Yalnızım her zamanki gibi daha bugün bile yok ortada dün de yok yarın da olmayacak.
Bıktım artık bu ebedi yalnızlıktan derken aniden bir ışık belirdi etrafa saçıldı her yeri yavaş yavaş aydınlatmaya başladı. Bu ışıkta neyin nesiydi nereden gelmişti ve asıl soru nasıl gelebilmişti?
Düşünmeye başladım onca zamandır hiçliğin bile hiç olduğu bir boşluk varken bu ışık nasıl meydana gelebilmişti. Hem de benim ebedi yalnızlıktan bıktığımı aklımdan geçirir geçirmez ortaya çıkmıştı.Düşünceler etrafımı o kadar sarmıştı ki her şeyden daha parlak o ışığı bir süre görmedim bile.
Düşünceler dağıldığında gördüklerim beni daha da şaşırttı artık ortada yalnızca ışık yoktu yayılmaya devam etmiş ve görülmesi neredeyse imkansız ufacık parçacıklar saçılmıştı her yere.
Sanırım bu ışığın ortaya çıkışıyla benim yalnızlıktan usanmışlığım arasında bir bağlantı var ama bu ufak parçacıklar ve ışık nasıl olur de benim yalnızlığıma fayda eder. Aslında ışık ortaya çıktığından beri düşüncelerim değişmiş bunun üzerine düşünmeye başlamıştım.
Bu yavaş süreci gözlemlemekle zaman kaybetmesem de sonuçlarını daha hızlı görebilsem derken birden ışık gitti ve büyüleyici bir manzarayla baş başa kaldım. Ufacık parçacıklar yalan olmuş devasa ateş topları bir araya gelmiş ve saymak için yüzyıllar harcansa fayda etmeyecek kadar fazlaydı.

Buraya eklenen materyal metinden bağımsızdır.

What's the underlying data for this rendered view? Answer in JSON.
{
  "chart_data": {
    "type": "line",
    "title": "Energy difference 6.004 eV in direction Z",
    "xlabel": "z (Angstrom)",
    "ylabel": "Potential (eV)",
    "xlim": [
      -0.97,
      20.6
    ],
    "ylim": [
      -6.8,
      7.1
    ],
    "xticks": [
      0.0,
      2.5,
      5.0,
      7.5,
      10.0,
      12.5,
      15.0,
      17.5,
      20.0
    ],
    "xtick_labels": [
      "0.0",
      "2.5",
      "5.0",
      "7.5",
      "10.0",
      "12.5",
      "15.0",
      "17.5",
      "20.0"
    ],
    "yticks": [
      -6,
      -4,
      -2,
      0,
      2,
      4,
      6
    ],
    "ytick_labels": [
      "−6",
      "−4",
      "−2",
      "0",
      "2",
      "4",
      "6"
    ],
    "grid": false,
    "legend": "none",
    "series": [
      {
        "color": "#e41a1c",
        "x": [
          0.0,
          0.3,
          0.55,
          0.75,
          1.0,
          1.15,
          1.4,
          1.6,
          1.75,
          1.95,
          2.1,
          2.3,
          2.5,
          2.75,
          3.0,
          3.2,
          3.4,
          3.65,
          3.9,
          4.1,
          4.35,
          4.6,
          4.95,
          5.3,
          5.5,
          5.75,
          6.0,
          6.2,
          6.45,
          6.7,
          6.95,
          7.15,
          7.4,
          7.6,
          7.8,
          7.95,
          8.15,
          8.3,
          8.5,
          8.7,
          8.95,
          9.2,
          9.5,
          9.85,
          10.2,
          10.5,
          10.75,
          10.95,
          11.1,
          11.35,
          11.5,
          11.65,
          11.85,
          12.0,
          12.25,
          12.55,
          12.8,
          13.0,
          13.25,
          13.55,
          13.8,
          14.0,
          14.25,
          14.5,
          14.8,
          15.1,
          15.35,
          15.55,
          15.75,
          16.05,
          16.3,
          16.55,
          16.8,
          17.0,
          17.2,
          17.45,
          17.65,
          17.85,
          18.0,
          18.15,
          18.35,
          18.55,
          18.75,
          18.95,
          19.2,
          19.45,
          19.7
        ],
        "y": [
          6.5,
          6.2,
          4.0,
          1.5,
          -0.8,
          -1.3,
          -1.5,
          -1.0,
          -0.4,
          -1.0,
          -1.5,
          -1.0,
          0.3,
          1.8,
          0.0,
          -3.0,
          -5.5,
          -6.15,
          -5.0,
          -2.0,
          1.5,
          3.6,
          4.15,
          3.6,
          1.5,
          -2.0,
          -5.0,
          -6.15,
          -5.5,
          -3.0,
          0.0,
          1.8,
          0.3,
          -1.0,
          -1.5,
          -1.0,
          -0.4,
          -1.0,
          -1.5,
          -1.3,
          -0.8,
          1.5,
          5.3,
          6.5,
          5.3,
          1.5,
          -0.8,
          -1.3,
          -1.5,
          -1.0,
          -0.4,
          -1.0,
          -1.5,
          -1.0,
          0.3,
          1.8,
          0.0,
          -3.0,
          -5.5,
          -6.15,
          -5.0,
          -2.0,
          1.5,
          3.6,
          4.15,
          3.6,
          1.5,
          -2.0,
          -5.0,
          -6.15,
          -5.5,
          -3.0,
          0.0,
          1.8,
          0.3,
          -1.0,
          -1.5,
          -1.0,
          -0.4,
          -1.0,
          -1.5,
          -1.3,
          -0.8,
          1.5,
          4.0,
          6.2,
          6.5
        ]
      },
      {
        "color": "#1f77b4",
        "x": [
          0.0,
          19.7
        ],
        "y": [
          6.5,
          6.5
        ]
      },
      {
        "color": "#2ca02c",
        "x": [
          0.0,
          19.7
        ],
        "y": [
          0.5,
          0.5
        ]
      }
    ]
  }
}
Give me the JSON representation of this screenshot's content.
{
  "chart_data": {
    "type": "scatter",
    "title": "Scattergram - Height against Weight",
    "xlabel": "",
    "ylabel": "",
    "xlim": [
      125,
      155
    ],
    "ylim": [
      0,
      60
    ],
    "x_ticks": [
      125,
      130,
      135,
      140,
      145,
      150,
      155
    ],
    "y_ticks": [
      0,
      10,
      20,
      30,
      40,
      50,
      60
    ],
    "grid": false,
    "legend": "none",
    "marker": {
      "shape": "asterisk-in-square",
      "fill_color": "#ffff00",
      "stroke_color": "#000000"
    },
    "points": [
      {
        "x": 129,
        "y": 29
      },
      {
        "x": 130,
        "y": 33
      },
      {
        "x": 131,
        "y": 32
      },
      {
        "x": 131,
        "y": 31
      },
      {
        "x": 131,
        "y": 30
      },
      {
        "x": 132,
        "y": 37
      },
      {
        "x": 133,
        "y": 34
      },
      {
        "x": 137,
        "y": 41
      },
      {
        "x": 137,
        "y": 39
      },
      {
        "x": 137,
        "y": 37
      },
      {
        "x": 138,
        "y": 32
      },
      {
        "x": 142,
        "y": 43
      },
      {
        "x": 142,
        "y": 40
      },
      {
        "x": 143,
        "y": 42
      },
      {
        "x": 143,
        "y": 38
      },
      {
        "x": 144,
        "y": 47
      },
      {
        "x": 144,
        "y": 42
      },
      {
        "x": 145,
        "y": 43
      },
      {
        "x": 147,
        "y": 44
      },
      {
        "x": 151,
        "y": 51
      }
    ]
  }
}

Bu ateş topları kümelenmiş ve dönüyorlardı ama bunları döndüren, hepsinin merkezinde bir şey olmalıydı. Tüm bu varlığın çevresinde dolandığı yokluğun karanlığı vardı. Hiçbirinin olmadığı zamanlarda olduğu gibi, ben gibi.
Bu karanlıkla benim aramda bir bağlantı olmalı. Sanırım her şeyin çevresinde dönen benim, hiçliğin varlığı hiçliğin bütünlüğü ben olmalıyım.